To get the instance AMI ID, simply call http://169.254.169.254/latest/meta-data/ami-id or call http://169.254.169.254/latest/meta-data/hostname to get the hostname of the current EC2 instance.

To retrieve user data available to the instance, use the following URL: http://169.254.169.254/latest/user-data

To learn more about, visit the Instance and Metadata and User Data page.

AWS S3

AWS Simple Storage Service (S3) is a well-known cloud file storage service. One of the lesser known features of Amazon S3 is the ability to auto archive content to Amazon Glacier, an extremely low cost cloud archive service optimized for infrequently accessed data. Content archival is controlled by Lifecycle rules that enable you to ensure that data is automatically stored on the cloud storage option that is most cost-effective for your needs. Be aware that Amazon Glacier is not currently available on the AWS Free Tier.

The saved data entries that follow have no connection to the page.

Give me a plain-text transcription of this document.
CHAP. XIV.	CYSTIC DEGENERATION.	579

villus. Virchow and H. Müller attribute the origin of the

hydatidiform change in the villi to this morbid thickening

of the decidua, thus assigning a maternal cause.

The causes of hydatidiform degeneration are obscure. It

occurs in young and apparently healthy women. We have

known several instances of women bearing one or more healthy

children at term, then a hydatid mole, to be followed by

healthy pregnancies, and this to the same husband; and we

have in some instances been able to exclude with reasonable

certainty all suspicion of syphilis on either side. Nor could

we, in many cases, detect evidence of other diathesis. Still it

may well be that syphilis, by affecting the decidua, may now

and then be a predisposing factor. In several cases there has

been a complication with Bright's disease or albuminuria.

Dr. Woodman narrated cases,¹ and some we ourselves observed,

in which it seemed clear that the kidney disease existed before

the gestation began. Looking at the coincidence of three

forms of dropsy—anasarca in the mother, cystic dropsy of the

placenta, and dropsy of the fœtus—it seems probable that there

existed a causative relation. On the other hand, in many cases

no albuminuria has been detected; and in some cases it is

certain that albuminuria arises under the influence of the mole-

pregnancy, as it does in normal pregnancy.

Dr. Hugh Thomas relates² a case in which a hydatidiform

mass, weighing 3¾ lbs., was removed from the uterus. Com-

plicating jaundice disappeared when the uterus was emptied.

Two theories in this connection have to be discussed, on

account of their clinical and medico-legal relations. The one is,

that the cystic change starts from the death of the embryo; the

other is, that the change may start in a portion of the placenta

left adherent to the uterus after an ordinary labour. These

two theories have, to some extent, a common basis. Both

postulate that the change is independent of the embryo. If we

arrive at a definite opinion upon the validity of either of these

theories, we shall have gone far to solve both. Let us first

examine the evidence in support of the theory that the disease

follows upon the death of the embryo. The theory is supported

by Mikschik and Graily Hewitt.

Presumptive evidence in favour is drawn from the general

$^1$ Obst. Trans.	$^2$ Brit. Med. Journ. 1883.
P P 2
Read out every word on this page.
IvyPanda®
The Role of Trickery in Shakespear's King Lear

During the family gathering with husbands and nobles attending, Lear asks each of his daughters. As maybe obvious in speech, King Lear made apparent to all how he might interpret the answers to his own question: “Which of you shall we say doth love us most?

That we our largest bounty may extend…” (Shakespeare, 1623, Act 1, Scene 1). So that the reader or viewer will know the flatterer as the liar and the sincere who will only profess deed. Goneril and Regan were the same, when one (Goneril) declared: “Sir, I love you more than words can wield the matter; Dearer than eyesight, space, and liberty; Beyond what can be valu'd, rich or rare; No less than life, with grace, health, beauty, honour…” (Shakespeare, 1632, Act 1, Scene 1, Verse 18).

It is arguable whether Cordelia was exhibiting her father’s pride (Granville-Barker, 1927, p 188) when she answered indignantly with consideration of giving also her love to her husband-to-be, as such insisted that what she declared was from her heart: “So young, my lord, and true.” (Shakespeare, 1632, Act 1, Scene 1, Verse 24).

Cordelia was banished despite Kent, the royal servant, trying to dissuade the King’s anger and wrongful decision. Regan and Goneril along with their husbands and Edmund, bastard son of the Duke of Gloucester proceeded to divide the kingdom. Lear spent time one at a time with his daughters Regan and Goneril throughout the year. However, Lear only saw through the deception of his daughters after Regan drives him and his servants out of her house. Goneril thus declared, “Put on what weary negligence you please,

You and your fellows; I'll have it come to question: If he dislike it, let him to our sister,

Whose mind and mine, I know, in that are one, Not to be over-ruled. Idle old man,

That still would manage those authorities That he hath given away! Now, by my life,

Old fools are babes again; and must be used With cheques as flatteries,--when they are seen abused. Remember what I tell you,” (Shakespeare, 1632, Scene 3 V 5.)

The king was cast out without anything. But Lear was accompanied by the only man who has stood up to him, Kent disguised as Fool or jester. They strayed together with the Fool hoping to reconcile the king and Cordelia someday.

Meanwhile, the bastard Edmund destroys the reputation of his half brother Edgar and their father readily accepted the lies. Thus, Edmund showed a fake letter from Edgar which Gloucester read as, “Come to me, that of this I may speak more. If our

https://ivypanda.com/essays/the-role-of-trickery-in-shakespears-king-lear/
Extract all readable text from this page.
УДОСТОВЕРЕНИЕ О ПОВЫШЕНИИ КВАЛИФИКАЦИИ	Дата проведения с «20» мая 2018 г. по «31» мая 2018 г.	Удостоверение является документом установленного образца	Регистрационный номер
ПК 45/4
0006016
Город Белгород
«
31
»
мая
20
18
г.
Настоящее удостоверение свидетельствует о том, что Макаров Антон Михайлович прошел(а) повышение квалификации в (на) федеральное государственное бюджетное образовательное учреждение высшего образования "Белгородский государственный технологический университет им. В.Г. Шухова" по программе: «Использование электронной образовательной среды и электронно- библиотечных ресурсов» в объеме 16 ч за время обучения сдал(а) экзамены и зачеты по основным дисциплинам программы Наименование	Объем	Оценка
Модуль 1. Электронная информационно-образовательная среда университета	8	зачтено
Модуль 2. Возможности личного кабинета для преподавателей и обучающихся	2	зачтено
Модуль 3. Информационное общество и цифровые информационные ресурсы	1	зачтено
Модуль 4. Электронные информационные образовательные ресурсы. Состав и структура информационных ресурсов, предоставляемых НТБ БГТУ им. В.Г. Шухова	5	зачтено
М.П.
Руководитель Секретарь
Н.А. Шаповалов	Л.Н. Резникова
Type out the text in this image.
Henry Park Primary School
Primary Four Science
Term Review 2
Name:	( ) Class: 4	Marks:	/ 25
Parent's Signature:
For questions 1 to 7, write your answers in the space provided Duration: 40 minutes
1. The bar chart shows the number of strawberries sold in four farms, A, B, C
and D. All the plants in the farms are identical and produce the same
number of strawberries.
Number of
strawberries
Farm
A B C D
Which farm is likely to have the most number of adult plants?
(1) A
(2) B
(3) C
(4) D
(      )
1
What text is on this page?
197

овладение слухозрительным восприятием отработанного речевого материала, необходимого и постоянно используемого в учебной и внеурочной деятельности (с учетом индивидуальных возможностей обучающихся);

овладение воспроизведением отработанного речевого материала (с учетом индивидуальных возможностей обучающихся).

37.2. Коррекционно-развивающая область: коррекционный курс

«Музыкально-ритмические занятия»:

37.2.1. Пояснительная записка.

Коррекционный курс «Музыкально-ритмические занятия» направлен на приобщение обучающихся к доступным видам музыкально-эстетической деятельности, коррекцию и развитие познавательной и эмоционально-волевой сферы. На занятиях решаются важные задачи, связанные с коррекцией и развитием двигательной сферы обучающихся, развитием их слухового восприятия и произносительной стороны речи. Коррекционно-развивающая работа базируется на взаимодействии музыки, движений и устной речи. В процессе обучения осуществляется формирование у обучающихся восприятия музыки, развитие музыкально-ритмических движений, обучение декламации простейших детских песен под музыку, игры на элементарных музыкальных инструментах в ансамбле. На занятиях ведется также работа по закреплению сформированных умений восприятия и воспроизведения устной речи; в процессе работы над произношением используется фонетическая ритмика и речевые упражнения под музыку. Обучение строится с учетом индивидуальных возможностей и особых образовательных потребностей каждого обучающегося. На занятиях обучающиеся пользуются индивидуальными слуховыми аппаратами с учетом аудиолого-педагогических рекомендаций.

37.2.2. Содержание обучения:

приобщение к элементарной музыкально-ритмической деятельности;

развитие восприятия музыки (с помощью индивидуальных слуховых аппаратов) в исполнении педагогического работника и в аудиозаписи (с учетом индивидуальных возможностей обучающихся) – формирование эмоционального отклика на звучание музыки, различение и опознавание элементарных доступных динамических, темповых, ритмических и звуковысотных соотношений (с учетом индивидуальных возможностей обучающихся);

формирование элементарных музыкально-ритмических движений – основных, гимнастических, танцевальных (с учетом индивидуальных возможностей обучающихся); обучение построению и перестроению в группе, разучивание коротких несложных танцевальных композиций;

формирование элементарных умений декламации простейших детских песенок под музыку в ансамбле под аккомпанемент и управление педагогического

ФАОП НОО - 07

For more information, please visit the Amazon Glacier section of the Amazon S3 FAQs article.

AWS Architecture Center

AWS Architecture Center is the go-to place to find the guidance and best practices necessary to build highly scalable and reliable applications on the AWS platform. Some of the highlights are:

  • AWS Reference Architectures – single-page datasheets that provide you with the architectural guidance on how to take full advantage of AWS services.
  • Architecture Whitepapers from AWS – offers in-depth articles that focus on particular concepts such as fault-tolerance or security best practices in the AWS Cloud. SharePoint 2013 on AWS whitepaper will teach you how to deploy SharePoint 2013 on AWS, following best practices for deploying a secure and highly available architecture across multiple Availability Zones.
  • AWS Simple Icons – an official icon set that includes icons for several AWS products and resources. Available in MS PowerPoint, MS Visio and SVG and EPS formats.